Il cancello di Dachau

Il lavoro rende liberi
Dachau. Il cancello del LagerTra le innovazioni introdotte a Dachau, quella che fu ripresa moltissime volte, in vari altri campi nazisti, fu lo slogan Arbeit macht frei: Il lavoro rende liberi. A Dachau, venne impresso sul cancello, all’ingresso del campo, dando inizio ad una prassi che si registra anche a Sachsenhausen, a Terezin, ad Auschwitz I e in altri luoghi.

L’espressione non ha alcun significato ironico o denigratorio, nei confronti dei detenuti. Al contrario, la scritta esprime una delle intenzioni per cui venne istituito il lager. Il campo, infatti, si proponeva di correggere i comportamenti errati, tenuti da alcuni gruppi di cittadini tedeschi.

A questo fine, insieme al lavoro, venne assunto come modello il sistema disciplinare dell’esercito prussiano, da cui vennero prese in prestito numerose abitudini e comportamenti. Basti pensare alla cura con cui i prigionieri, negli anni Trenta, dovevano tenere la propria divisa da detenuti, oppure alla precisione maniacale secondo cui dovevano essere piegate le lenzuola del letto. Anche l’uso di scandire a suon di musica alcuni momenti importanti della giornata risale alla prassi militare.
I nemici del Terzo Reich

Col passar del tempo, tutti questi elementi, per così dire, si cristallizzarono, cioè restarono a far parte del rituale del lager, anche quando avevano perso ogni significato. Ad Auschwitz I, la maggior parte dei prigionieri (dal 1940) era formata da polacchi. Si trattava di nemici, per di più slavi, giudicati inferiori sotto il profilo razziale: dunque, l’idea che potessero correggersi per trovare il proprio posto all’interno della società tedesca non aveva alcuna possibilità di applicazione, nei loro confronti.

Eppure, la scritta Arbeit macht frei faceva buona vista di sé anche là. Lo stesso discorso vale per la banda musicale che salutava l’uscita o il ritorno dal lavoro delle squadre di detenuti ebrei, nel periodo in cui si era già messa in moto la soluzione finale e il duro lavoro (per lo meno ad Auschwitz) era poco più che un’altra modalità di annientamento di massa.

Fin dall’inizio il lager nazista nasce all’insegna dell’ambiguità. Gli internati sono considerati, simultaneamente, dei nemici da rendere inoffensivi, grazie all’arresto di sicurezza, ma anche dei tedeschi da rieducare, mediante il lavoro e altri provvedimenti disciplinari.
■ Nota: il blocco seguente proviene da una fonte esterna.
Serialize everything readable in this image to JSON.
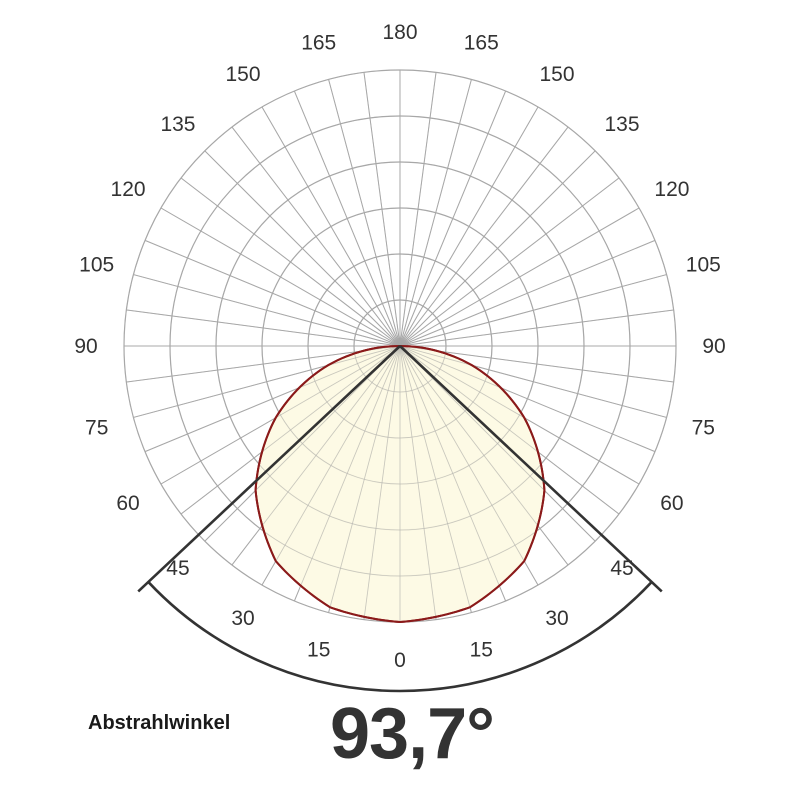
{
  "chart_data": {
    "type": "polar",
    "angle_labels_left": [
      "180",
      "165",
      "150",
      "135",
      "120",
      "105",
      "90",
      "75",
      "60",
      "45",
      "30",
      "15",
      "0"
    ],
    "angle_labels_right": [
      "165",
      "150",
      "135",
      "120",
      "105",
      "90",
      "75",
      "60",
      "45",
      "30",
      "15"
    ],
    "angle_values": [
      0,
      15,
      30,
      45,
      60,
      75,
      90,
      105,
      120,
      135,
      150,
      165,
      180
    ],
    "grid": true,
    "radial_rings": 6,
    "radial_spokes_deg": 7.5,
    "beam_angle_deg": 93.7,
    "distribution": {
      "shape": "ellipse",
      "relative_intensity": [
        {
          "angle": 0,
          "value": 1.0
        },
        {
          "angle": 15,
          "value": 0.98
        },
        {
          "angle": 30,
          "value": 0.9
        },
        {
          "angle": 45,
          "value": 0.74
        },
        {
          "angle": 60,
          "value": 0.52
        },
        {
          "angle": 75,
          "value": 0.27
        },
        {
          "angle": 90,
          "value": 0.0
        }
      ]
    },
    "colors": {
      "grid": "#a8a8a8",
      "fill": "#fdf9e1",
      "outline": "#8b1a1a",
      "beam_lines": "#333333"
    }
  },
  "caption": {
    "label": "Abstrahlwinkel",
    "value": "93,7°"
  }
}
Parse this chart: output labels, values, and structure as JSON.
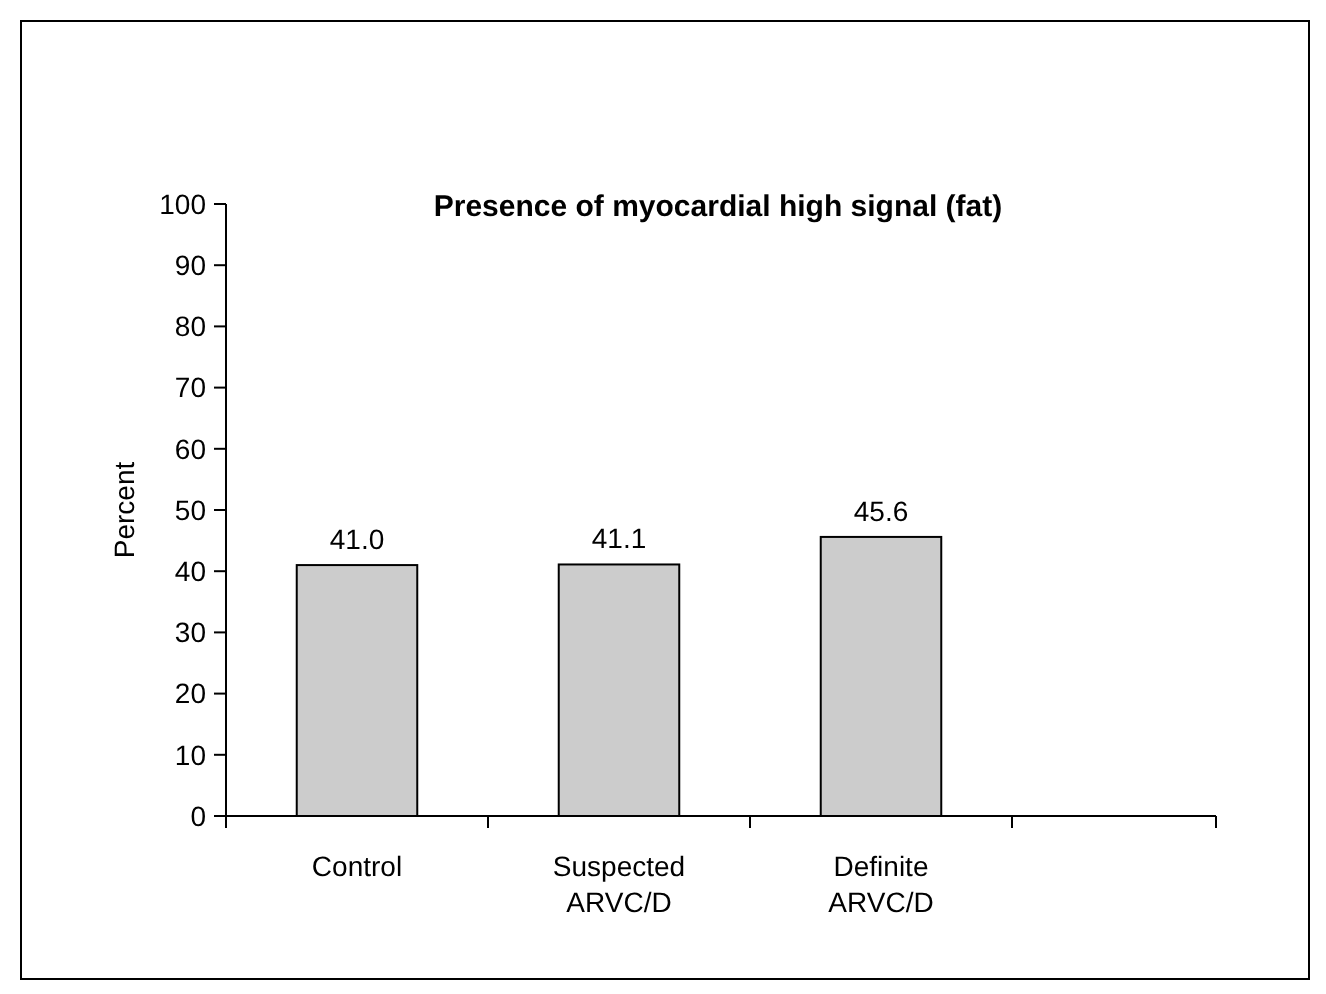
{
  "chart_data": {
    "type": "bar",
    "title": "Presence of myocardial high signal (fat)",
    "ylabel": "Percent",
    "categories": [
      "Control",
      "Suspected ARVC/D",
      "Definite ARVC/D"
    ],
    "values": [
      41.0,
      41.1,
      45.6
    ],
    "value_labels": [
      "41.0",
      "41.1",
      "45.6"
    ],
    "color": "#cccccc",
    "ylim": [
      0,
      100
    ],
    "yticks": [
      0,
      10,
      20,
      30,
      40,
      50,
      60,
      70,
      80,
      90,
      100
    ],
    "grid": false
  }
}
Col passar del tempo, complice il fatto che la maggioranza dei prigionieri proverrà da paesi occupati dalla Germania, o da razze ritenute inferiori dall’ideologia nazista, la seconda finalità tenderà a scomparire. Resterà valida solo per i tedeschi Testimoni di Geova, di cui si continuerà ad ammettere la potenziale capacità correzionale, persino in piena seconda guerra mondiale.